Cybersecurity: Big Opportunities for Big Data
What has Big Data been up to?
Big Data has been a major topic in the IT realm for years. The terms Big Data and Big Data analytics are generally used to describe the potential for new insights into our environment by making sense of the rapidly increasing amount of information produced by the growing number of connected devices. But what is the bigger picture in the potential of Big Data in cybersecurity?
Today, many industries are taking advantage of Big Data analytics to cope with security challenges, amongst them for example the banking sector to detect fraudulent transactions.In technical terms, this requires the processing of large and unstructured data sets which could previously not be handled due to technical, financial or time constraints.
The underlying challenge behind Big Data
When in 2005 the first Multicore CPUs for the consumer market where introduced, everyone thought this would solve all performance problems and Moore’s Law promised a bright future. On a small scale this was partially true and multi-threaded programming showed very promising results. However, in practical trials a problem already known from parallel computing, related to the use of multiple cores came to the fore: scalability.
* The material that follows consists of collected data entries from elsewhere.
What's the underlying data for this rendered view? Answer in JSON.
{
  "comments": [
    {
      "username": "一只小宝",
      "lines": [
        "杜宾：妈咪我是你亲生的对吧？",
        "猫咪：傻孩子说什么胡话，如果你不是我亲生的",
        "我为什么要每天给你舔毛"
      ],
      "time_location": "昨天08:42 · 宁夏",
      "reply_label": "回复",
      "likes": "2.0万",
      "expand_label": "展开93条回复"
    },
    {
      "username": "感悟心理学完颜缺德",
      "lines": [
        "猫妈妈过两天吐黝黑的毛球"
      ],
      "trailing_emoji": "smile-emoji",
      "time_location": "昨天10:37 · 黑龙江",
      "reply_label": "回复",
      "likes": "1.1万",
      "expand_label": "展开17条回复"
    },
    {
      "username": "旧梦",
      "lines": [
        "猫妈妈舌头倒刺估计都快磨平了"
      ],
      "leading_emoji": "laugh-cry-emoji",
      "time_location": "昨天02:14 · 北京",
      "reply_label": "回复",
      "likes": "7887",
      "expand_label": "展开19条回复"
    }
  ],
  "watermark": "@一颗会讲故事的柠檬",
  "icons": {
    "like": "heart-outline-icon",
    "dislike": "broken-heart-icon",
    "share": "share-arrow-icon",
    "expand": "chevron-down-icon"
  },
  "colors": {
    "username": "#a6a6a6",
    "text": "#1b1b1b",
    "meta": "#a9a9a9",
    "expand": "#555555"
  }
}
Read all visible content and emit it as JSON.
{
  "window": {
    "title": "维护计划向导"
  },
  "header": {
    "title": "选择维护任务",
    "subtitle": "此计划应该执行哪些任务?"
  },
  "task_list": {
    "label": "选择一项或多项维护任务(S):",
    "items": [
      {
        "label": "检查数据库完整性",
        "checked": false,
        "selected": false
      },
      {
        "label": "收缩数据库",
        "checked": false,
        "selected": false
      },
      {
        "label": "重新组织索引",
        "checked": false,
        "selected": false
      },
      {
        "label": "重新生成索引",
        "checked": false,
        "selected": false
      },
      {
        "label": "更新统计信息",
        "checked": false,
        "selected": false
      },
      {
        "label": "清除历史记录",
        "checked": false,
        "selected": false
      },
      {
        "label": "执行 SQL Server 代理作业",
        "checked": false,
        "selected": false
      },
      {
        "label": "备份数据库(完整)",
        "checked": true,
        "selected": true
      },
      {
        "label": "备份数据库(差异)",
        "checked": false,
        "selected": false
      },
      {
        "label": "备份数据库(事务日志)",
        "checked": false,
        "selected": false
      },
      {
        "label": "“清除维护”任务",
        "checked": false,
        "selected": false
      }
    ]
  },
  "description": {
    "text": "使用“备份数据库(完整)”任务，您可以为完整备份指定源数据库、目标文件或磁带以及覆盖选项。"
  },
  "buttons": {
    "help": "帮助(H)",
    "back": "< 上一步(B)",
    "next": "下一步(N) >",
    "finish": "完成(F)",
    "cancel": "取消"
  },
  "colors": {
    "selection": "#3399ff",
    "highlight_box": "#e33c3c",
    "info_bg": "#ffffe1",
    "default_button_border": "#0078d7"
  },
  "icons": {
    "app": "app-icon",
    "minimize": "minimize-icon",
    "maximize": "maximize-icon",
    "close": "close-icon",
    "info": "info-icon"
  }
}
Resources and processing power needed to handle the occurring race conditions and deadlock situations when using multiple cores was greater than the benefit of adding another core. Running a program on a server with 10 cores did not result in the program running 10 times faster. Scaling just did not follow that logic in practice.
Even today the problem remains that only very few applications can run fully parallelized and utilize all available cores on a CPU. Data analytics were facing a similar challenge when volume and velocity of the available data began to explode. The stage was set for Big Data instruments.
Saving the Day: Hadoop
One of the most popular tools for Big Data analytics is Hadoop by the Apache Software Foundation. Hadoop is an open source framework to store and process large data sets. It solves the scalability problem by providing a programming model called MapReduce designed for large scale distributed computing. Programs written with the MapReduce programming model are automatically parallelized and can scale nearly linearly even with thousands of cores within a cluster network. In addition to that, Hadoop provides a distributed file system called HDFS (Hadoop Distributed File System) to store and manipulate large data sets.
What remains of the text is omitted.